Se cometieron errores (conclusión)

Una especie de carta a su lector

por Patty Berglund

Capítulo 4:
Seis años

La autobiógrafa, en atención a su lector y a la pérdida que ha sufrido, y en atención al hecho de que cierta voz haría bien en callarse ante la creciente negrura de la vida, se propuso en vano escribir estas páginas en primera y segunda persona. Pero por desgracia parece condenada, en cuanto escritora, a ser una de esas deportistas que hablan de sí mismas en tercera persona. Aunque considera que ha cambiado de verdad, y que ahora le va infinitamente mejor que en los viejos tiempos, y que por tanto merece ser oída de nuevo, aún no es capaz de desprenderse de esa voz que encontró cuando no tenía nada más a qué agarrarse, aunque ello signifique que su lector tire este documento directamente a su vieja papelera de Macalaster College.

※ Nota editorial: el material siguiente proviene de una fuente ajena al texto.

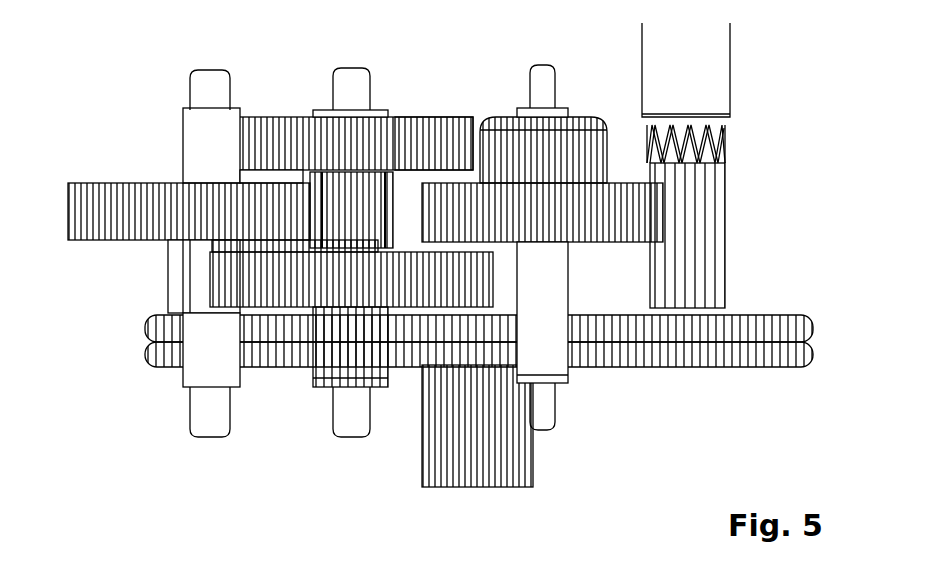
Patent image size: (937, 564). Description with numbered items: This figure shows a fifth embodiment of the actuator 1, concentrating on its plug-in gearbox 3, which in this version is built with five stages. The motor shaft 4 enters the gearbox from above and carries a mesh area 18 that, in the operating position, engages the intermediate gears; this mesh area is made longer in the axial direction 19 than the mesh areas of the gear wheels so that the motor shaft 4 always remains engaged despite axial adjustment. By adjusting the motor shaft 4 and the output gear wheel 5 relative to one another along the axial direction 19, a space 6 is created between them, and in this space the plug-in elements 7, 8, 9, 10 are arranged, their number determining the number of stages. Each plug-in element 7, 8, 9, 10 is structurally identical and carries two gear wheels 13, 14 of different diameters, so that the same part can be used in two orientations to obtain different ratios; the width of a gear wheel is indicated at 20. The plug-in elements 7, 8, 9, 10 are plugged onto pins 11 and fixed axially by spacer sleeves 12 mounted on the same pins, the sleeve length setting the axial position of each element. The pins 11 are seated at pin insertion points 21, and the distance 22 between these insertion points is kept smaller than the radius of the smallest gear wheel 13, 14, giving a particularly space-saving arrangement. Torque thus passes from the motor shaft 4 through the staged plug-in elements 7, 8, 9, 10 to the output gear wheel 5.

The actuator 1 is at (457, 270).
The plug-in gearbox 3 is at (336, 168).
The motor shaft 4 is at (705, 48).
The output gear wheel 5 is at (145, 353).
The space 6 is at (422, 88).
The plug-in element 7 is at (617, 163).
The plug-in element 8 is at (456, 98).
The plug-in element 9 is at (170, 160).
The plug-in element 10 is at (296, 310).
The pin 11 is at (208, 80).
The spacer sleeve 12 is at (213, 368).
The gear wheel 13 is at (97, 228).
The gear wheel 14 is at (172, 283).
The mesh area 18 is at (740, 137).
The axial direction 19 is at (860, 343).
The gear width 20 is at (52, 187).
The pin insertion point 21 is at (205, 460).
The distance 22 is at (527, 405).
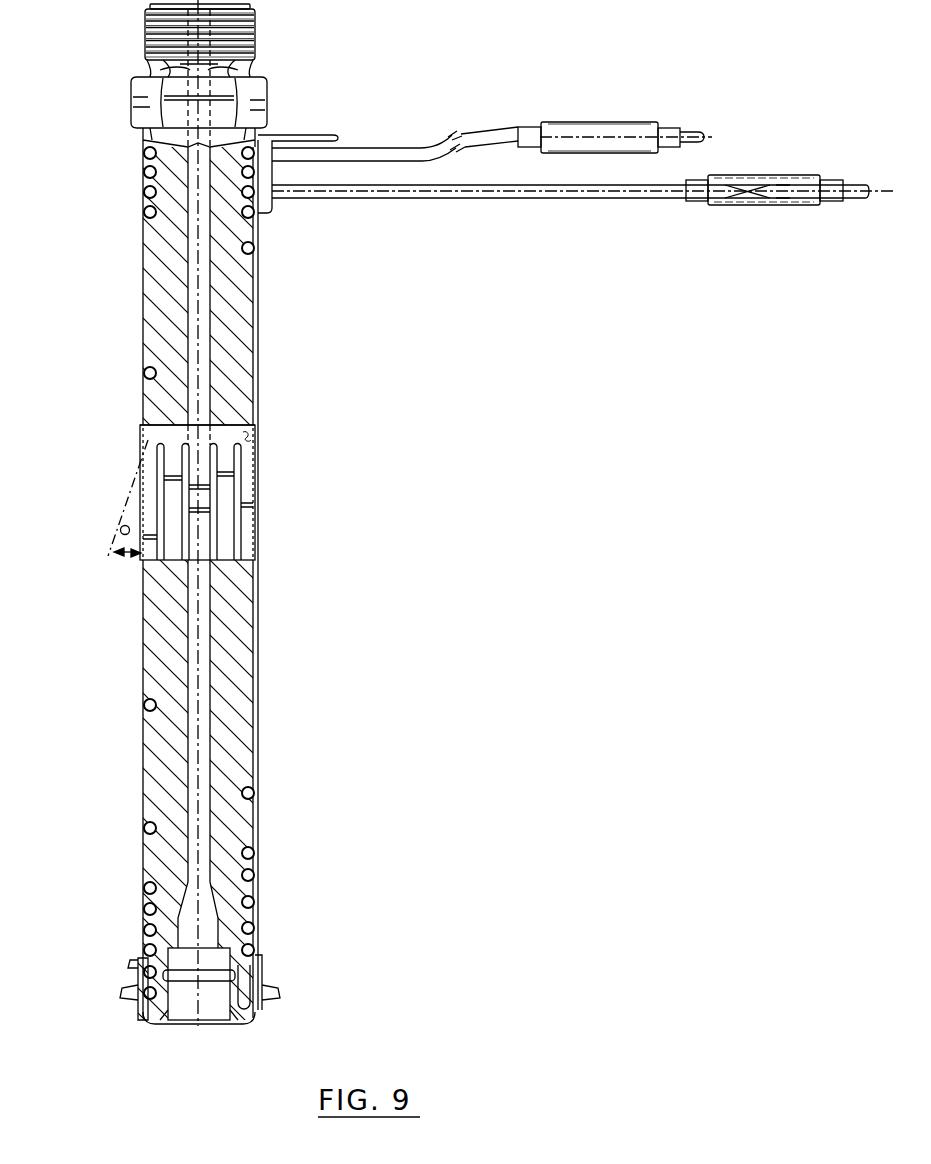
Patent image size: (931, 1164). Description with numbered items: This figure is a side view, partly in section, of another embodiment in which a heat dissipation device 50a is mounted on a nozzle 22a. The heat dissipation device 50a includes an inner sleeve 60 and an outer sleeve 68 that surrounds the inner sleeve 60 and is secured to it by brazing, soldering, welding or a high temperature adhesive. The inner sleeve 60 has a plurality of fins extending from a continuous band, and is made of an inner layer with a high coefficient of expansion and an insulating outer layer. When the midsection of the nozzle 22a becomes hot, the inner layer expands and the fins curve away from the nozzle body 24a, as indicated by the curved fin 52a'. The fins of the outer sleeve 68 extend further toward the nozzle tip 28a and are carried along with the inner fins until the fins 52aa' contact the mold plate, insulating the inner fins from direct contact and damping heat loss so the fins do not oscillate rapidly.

The nozzle 22a is at (303, 717).
The nozzle body 24a is at (150, 598).
The nozzle tip 28a is at (155, 1024).
The heat dissipation device 50a is at (274, 442).
The fin 52a' is at (73, 529).
The fins 52aa' is at (79, 498).
The inner sleeve 60 is at (255, 477).
The outer sleeve 68 is at (143, 437).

La autobiógrafa empieza por admitir que seis años es un silencio larguísimo. Muy al principio, nada más marcharse de Washington, Patty consideró que callarse era lo más benévolo que podía hacer por sí misma y por Walter. Sabía que él se enfurecería al enterarse de que ella se había instalado en casa de Richard. Sabía que él llegaría a la conclusión de que ella no sentía el menor respeto por sus sentimientos y debía de haber estado mintiendo o engañándose al insistir en que lo amaba a él y no a su amigo. Pero para que conste: antes de ir a Jersey City, pasó una noche sola en un Marriott de Washington, contando los potentes somníferos que se había llevado y examinando la bolsita de plástico con que los huéspedes del hotel se supone que revisten el cubo para el hielo. Y es muy fácil decir «Sí, pero no llegó a quitarse la vida, ¿verdad?» y pensar que simplemente había caído en el autodramatismo y la autocompasión y el autoengaño y otros autosentimientos nocivos. La autobiógrafa sostiene, no obstante, que Patty atravesaba horas muy bajas esa noche, las más bajas de su vida, y tuvo que obligarse una y otra vez a pensar en sus hijos. Sus niveles de dolor, aunque quizá no superiores a los de Walter, eran ciertamente altos. Y Richard era la persona que la había metido en esa situación. Richard era la única persona que podía comprenderla, la única persona a la que ella podía ver sin morirse de vergüenza, la única persona de quien ella sabía con certeza que aún la deseaba. Le había destrozado la vida a Walter, y en cuanto a eso ya no podía hacer nada; así pues, pensó, bien podía intentar salvar la suya propia.